FROM this newspaper 150 years ago. - Mr Hope's annual ball took place in the Assembly Rooms at Middlesbrough Town Hall on Monday evening last, which was largely attended.

Mr Hope's celebrity is only equalled by his excellence as a professor of the polite art, and he exemplified his finished execution and exquisite style in the "fairy" movements of his numerous pupils, whose elegant appearance, graceful deportment, and ease and precision of step, were the subject of unbounded admiration, and gave the highest gratification to their parents and friends, who comprised many of the principal families in the town and neighbourhood.

From this newspaper 100 years ago. - An accident which might have had serious results was caused by a small dog overturning a lighted paraffin light at the residence of Mr W Birchall, Cross Rows, Chilton Lane, Ferryhill on Saturday night.

The table cloth and window curtains immediately caught fire and also the clothes of an infant.

With much presence of mind the family took prompt and proper means to save the child and to distinguish the fire.

The little one miraculously escaped injury and very little damage resulted to anything but the articles already mentioned.

From this newspaper 50 years ago. - For a week a black-faced mountain lamb had crouched on a narrow ledge 60 feet up the side of a disused quarry at Cowshill, Weardale.

On Saturday, after risking their lives hanging by ropes over the edge of the quarry, PC Edmund Mann and Insp John Liversedge of the RSPCA brought the animal to safety after a nerve-wracking operation lasting nearly two hours.

In charge of the operation was RSPCA Chief Insp AH Baxter.

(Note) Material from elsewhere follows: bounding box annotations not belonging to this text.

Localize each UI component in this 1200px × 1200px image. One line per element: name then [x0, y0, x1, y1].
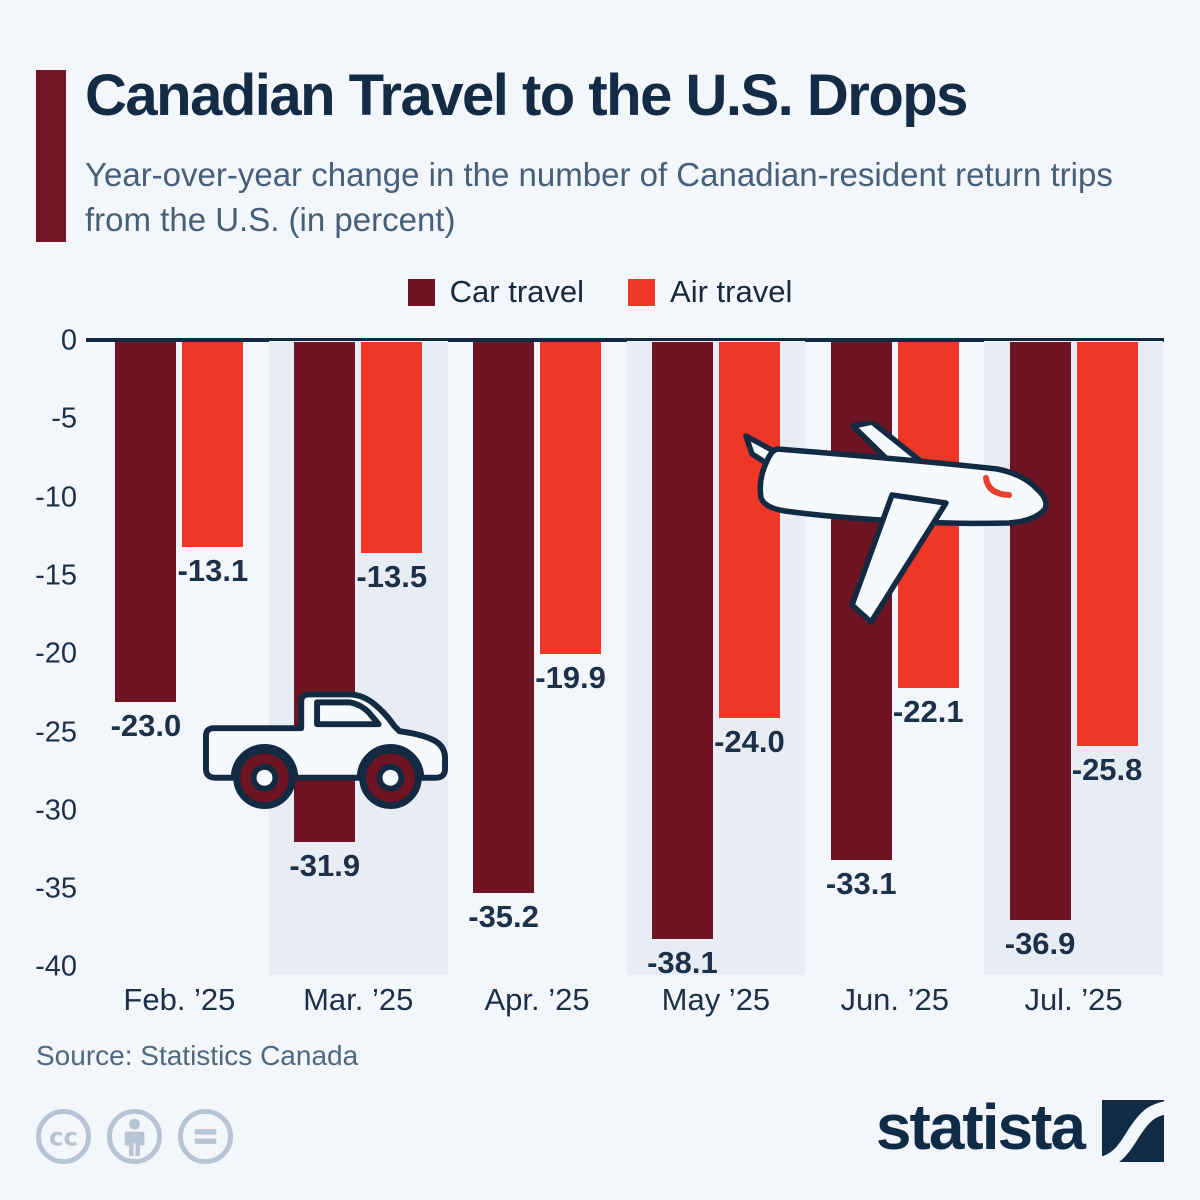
x-axis-label: Jun. ’25 [840, 982, 950, 1017]
x-axis-label: Apr. ’25 [484, 982, 590, 1017]
statista-logo-mark [1102, 1100, 1164, 1162]
air-travel-swatch [628, 278, 656, 306]
source-text: Source: Statistics Canada [36, 1040, 359, 1071]
cc-by-person-icon [106, 1108, 163, 1165]
value-label: -25.8 [1071, 752, 1143, 788]
statista-wordmark: statista [875, 1091, 1086, 1163]
legend: Car travel Air travel [0, 274, 1200, 310]
page-title: Canadian Travel to the U.S. Drops [85, 63, 968, 128]
legend-label-air: Air travel [670, 274, 793, 309]
zero-baseline [86, 338, 1164, 342]
value-label: -13.1 [177, 553, 249, 589]
car-icon [202, 688, 450, 810]
y-tick-label: -30 [35, 794, 77, 827]
x-axis-label: May ’25 [661, 982, 771, 1017]
cc-icon: cc [35, 1108, 92, 1165]
y-tick-label: -35 [35, 872, 77, 905]
value-label: -35.2 [468, 899, 539, 935]
value-label: -13.5 [356, 559, 428, 595]
legend-item-car: Car travel [407, 274, 585, 310]
air-travel-bar-Jul. ’25 [1076, 342, 1138, 747]
airplane-icon [743, 419, 1055, 629]
x-axis-label: Mar. ’25 [303, 982, 414, 1017]
y-tick-label: -20 [35, 637, 77, 670]
y-tick-label: -10 [35, 481, 77, 514]
value-label: -24.0 [714, 723, 785, 759]
value-label: -36.9 [1004, 925, 1076, 961]
title-accent-bar [36, 70, 66, 242]
y-tick-label: -15 [35, 559, 77, 592]
air-travel-bar-Mar. ’25 [361, 342, 423, 554]
y-axis: 0 -5 -10 -15 -20 -25 -30 -35 -40 [0, 325, 77, 983]
value-label: -38.1 [647, 944, 718, 980]
y-tick-label: -40 [35, 950, 77, 983]
air-travel-bar-May ’25 [718, 342, 780, 718]
value-label: -33.1 [825, 866, 897, 902]
air-travel-bar-Feb. ’25 [182, 342, 244, 548]
y-tick-label: -5 [51, 402, 77, 435]
page-subtitle: Year-over-year change in the number of C… [85, 156, 1113, 238]
value-label: -19.9 [535, 659, 606, 695]
svg-text:cc: cc [49, 1122, 78, 1151]
legend-label-car: Car travel [449, 274, 585, 309]
car-travel-bar-Feb. ’25 [115, 342, 177, 703]
x-axis-label: Jul. ’25 [1024, 982, 1123, 1017]
car-travel-bar-Jul. ’25 [1009, 342, 1071, 920]
statista-logo[interactable]: statista [875, 1091, 1164, 1163]
value-label: -22.1 [892, 694, 964, 730]
x-axis: Feb. ’25 Mar. ’25 Apr. ’25 May ’25 Jun. ’25 J… [90, 982, 1163, 1018]
y-tick-label: -25 [35, 716, 77, 748]
value-label: -31.9 [289, 847, 361, 883]
legend-item-air: Air travel [628, 274, 792, 310]
air-travel-bar-Apr. ’25 [540, 342, 602, 654]
cc-license-badges[interactable]: cc [35, 1108, 234, 1165]
cc-nd-equals-icon [177, 1108, 234, 1165]
x-axis-label: Feb. ’25 [123, 982, 236, 1017]
car-travel-swatch [407, 278, 435, 306]
value-label: -23.0 [110, 708, 182, 744]
car-travel-bar-Apr. ’25 [473, 342, 535, 894]
y-tick-label: 0 [60, 324, 77, 357]
car-travel-bar-May ’25 [651, 342, 713, 939]
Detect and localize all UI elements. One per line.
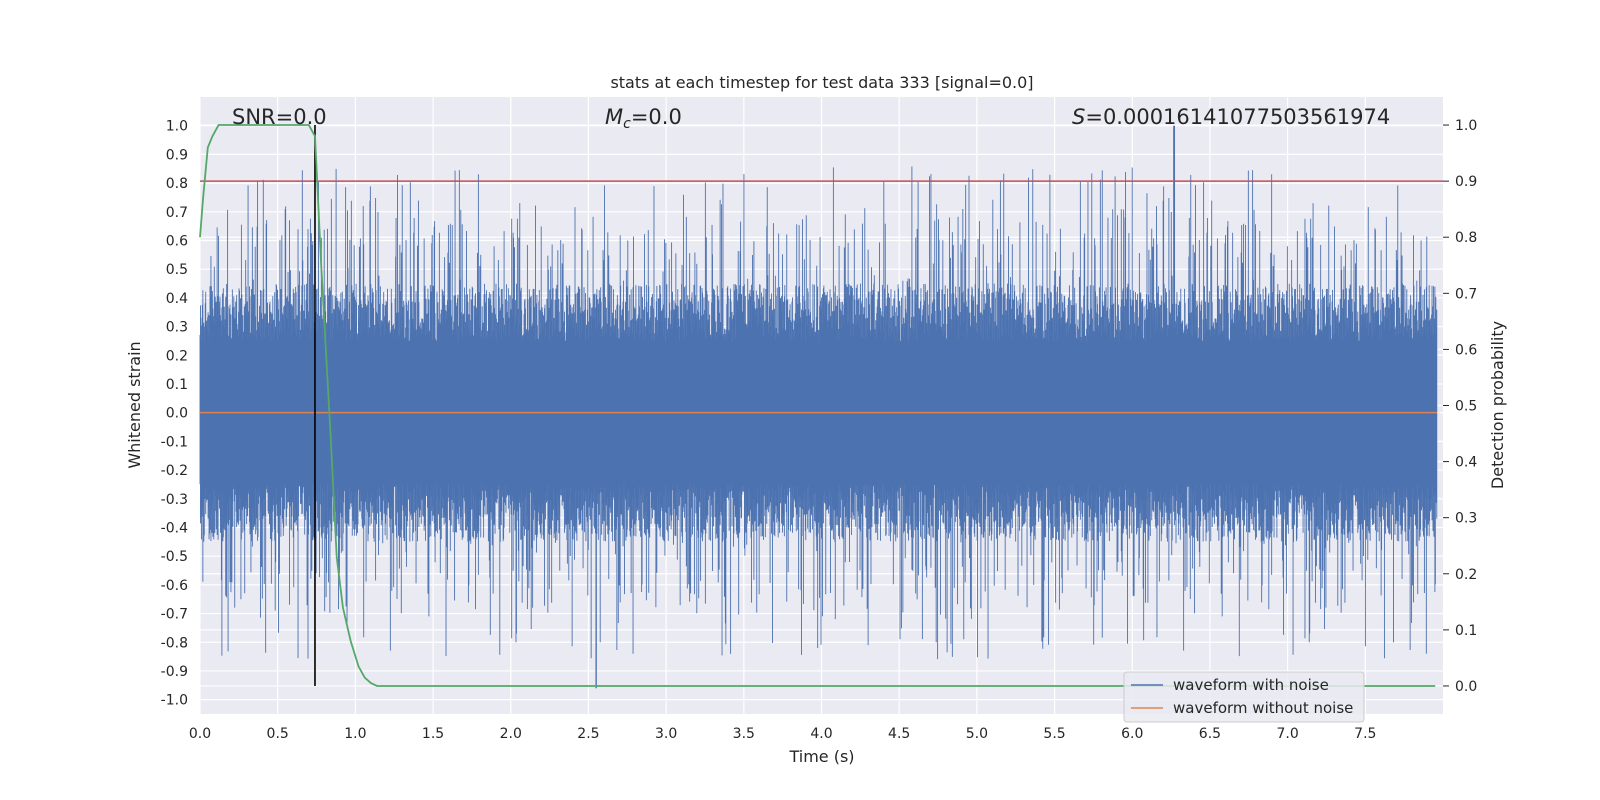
x-tick-label: 4.0 [810,726,832,742]
x-tick-label: 5.5 [1043,726,1065,742]
y-right-tick-label: 1.0 [1455,118,1477,134]
s-value: =0.00016141077503561974 [1085,105,1390,129]
y-right-tick-label: 0.7 [1455,286,1477,302]
detection-probability-line [199,124,1436,687]
legend-box [1123,671,1365,723]
y-left-tick-label: -1.0 [161,693,188,709]
y-left-tick-label: 0.0 [166,406,188,422]
s-annotation: S=0.00016141077503561974 [1072,105,1390,129]
x-tick-label: 5.0 [966,726,988,742]
x-tick-label: 6.0 [1121,726,1143,742]
y-right-tick-label: 0.9 [1455,174,1477,190]
y-right-tick-label: 0.3 [1455,511,1477,527]
snr-annotation: SNR=0.0 [232,105,327,129]
y-left-tick-label: -0.8 [161,635,188,651]
s-symbol: S [1072,105,1085,129]
y-left-tick-label: -0.2 [161,463,188,479]
y-left-tick-label: 1.0 [166,119,188,135]
x-tick-label: 0.5 [267,726,289,742]
y-left-tick-label: -0.6 [161,578,188,594]
y-left-tick-label: -0.4 [161,520,188,536]
mc-symbol: M [605,105,623,129]
y-left-tick-label: -0.9 [161,664,188,680]
x-tick-label: 2.5 [577,726,599,742]
y-left-tick-label: 0.4 [166,291,188,307]
y-right-tick-label: 0.8 [1455,230,1477,246]
chart-title: stats at each timestep for test data 333… [610,73,1033,92]
legend-entry-noise: waveform with noise [1173,676,1329,694]
chirp-mass-annotation: Mc=0.0 [605,105,682,132]
y-left-tick-label: 0.1 [166,377,188,393]
x-tick-label: 6.5 [1199,726,1221,742]
y-right-tick-label: 0.4 [1455,455,1477,471]
x-axis-ticks: 0.0 0.5 1.0 1.5 2.0 2.5 3.0 3.5 4.0 4.5 5.0 5.5 6.0 6… [189,726,1377,742]
y-axis-left-label: Whitened strain [125,341,144,468]
y-right-tick-label: 0.6 [1455,342,1477,358]
y-axis-left-ticks: 1.0 0.9 0.8 0.7 0.6 0.5 0.4 0.3 0.2 0.1 0.0 -0.1 -0.… [161,119,188,709]
x-tick-label: 0.0 [189,726,211,742]
series-waveform-with-noise [199,125,1438,689]
y-right-tick-label: 0.5 [1455,399,1477,415]
y-left-tick-label: 0.3 [166,320,188,336]
x-tick-label: 7.0 [1276,726,1298,742]
mc-value: =0.0 [631,105,682,129]
x-tick-label: 1.5 [422,726,444,742]
y-right-tick-label: 0.1 [1455,623,1477,639]
y-left-tick-label: 0.6 [166,233,188,249]
y-left-tick-label: 0.8 [166,176,188,192]
x-tick-label: 3.5 [733,726,755,742]
x-tick-label: 1.0 [344,726,366,742]
x-axis-label: Time (s) [788,747,854,766]
y-left-tick-label: -0.3 [161,492,188,508]
y-axis-right-label: Detection probability [1488,321,1507,489]
y-left-tick-label: -0.7 [161,607,188,623]
x-tick-label: 3.0 [655,726,677,742]
y-left-tick-label: -0.5 [161,549,188,565]
y-left-tick-label: 0.9 [166,147,188,163]
noise-core-band [200,355,1437,465]
mc-subscript: c [623,116,631,132]
x-tick-label: 4.5 [888,726,910,742]
y-left-tick-label: 0.7 [166,205,188,221]
y-right-tick-label: 0.0 [1455,679,1477,695]
legend-entry-clean: waveform without noise [1173,699,1353,717]
y-left-tick-label: 0.5 [166,262,188,278]
legend: waveform with noise waveform without noi… [1123,671,1365,723]
y-left-tick-label: 0.2 [166,348,188,364]
overlay-lines [199,124,1443,687]
y-axis-right-ticks: 1.0 0.9 0.8 0.7 0.6 0.5 0.4 0.3 0.2 0.1 0.0 [1443,118,1477,695]
x-tick-label: 2.0 [500,726,522,742]
x-tick-label: 7.5 [1354,726,1376,742]
y-right-tick-label: 0.2 [1455,567,1477,583]
y-left-tick-label: -0.1 [161,434,188,450]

From this newspaper 25 years ago. - In 1950 the supermarket had not really hit the UK, but by 1960 the country was already looking towards superstores.

In 1970 they had arrived and the next ten years produced a series of high street wars which came simultaneously with roaring food price inflation. If it had not been for this competition, the housewife would have been paying a great deal more for ever-increasingly expensive groceries.

Some of the events in the last three decades were predicted, although the fuel crisis was one forecast that many were not willing to accept. In America today it is still not believed, in much the same way that many of us in Europe want to appreciate the results of technology which will hit us in the next ten years and which will change the way we live and shop.

The Eighties will be the decade of the microchip, the laser, the code-marked product, plastic money, bigger stores, heavier price cutting, high unemployment and social disorder.